Oh, these look hard to resist! Definitely something special for a cold, wintry day! Yum! x Karen
Oh my, Jean, these looks amazing. I can't think of anything nicer for a winter's weekend breakfast.
Amalia
xo
April, thank you so much. I had to try freezing it because I don't want to bake 27 croissants at a time, nor do I want to do all the work for a scaled down recipe. Was so glad to see that freezing works so well.
Thank you, Karen. Yes, such a treat on a cold, wintry day!
Amalia, thanks. Imagine serving these to houseguests for breakfast!

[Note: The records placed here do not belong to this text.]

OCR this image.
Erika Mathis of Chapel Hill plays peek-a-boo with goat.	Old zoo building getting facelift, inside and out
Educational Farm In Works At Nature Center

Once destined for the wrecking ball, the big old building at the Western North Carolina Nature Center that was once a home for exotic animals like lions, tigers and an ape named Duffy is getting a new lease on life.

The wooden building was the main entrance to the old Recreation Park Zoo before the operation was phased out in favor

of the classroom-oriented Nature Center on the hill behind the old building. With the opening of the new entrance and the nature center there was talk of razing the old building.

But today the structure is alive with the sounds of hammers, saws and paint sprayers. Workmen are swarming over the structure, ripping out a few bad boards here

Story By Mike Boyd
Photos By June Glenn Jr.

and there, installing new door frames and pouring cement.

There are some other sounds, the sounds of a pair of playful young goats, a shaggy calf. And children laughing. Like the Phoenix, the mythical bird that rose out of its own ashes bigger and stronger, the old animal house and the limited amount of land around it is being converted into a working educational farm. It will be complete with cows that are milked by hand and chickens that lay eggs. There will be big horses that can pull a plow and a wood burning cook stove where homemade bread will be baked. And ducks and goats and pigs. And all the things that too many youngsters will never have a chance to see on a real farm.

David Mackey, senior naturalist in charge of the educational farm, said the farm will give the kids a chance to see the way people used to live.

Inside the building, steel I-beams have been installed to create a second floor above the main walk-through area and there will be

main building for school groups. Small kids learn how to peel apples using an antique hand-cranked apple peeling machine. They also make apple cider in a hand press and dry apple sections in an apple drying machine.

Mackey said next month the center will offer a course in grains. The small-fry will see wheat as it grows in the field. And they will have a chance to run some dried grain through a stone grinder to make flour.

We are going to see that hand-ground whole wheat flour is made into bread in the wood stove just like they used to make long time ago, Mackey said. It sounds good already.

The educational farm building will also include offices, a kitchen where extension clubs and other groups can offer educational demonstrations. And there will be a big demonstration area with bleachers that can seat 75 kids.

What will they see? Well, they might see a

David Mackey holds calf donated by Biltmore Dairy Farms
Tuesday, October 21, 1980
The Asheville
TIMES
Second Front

Oh my gosh, they look delicious Jean. I've just figured out that I can use pre made puff pastry (?) to make a sort-of version of these. I'm going to give it a go. Thanks for joining us for the #DreamTeam xx
Annette, that's wonderful! It won't be exactly the same because the puff pastry is not a yeast dough, but it will be very good! Do let me know how they turn out for you.
Ooh cinnamon swirls on a frosty morning with hot tea - just heavenly x Thanks for linking up Jean. #DreamTeam
And thank you for hosting the linkup, Dawn. Would have loved a cinnamon swirl with my tea this morning - must make another batch!
Looks lovely and yumm - will keep this saved for future referencce - Thanks for joining #BloggersPitStop
Thank you, Menaka. And, of course, it's all organic!
These look delicious! I love cinnamon rolls too much. I have to watch how often I make them. :)
Thanks, SLM. And I know what you mean! But my freezer saves me -- I freeze individual portions and then *try* to forget they're there!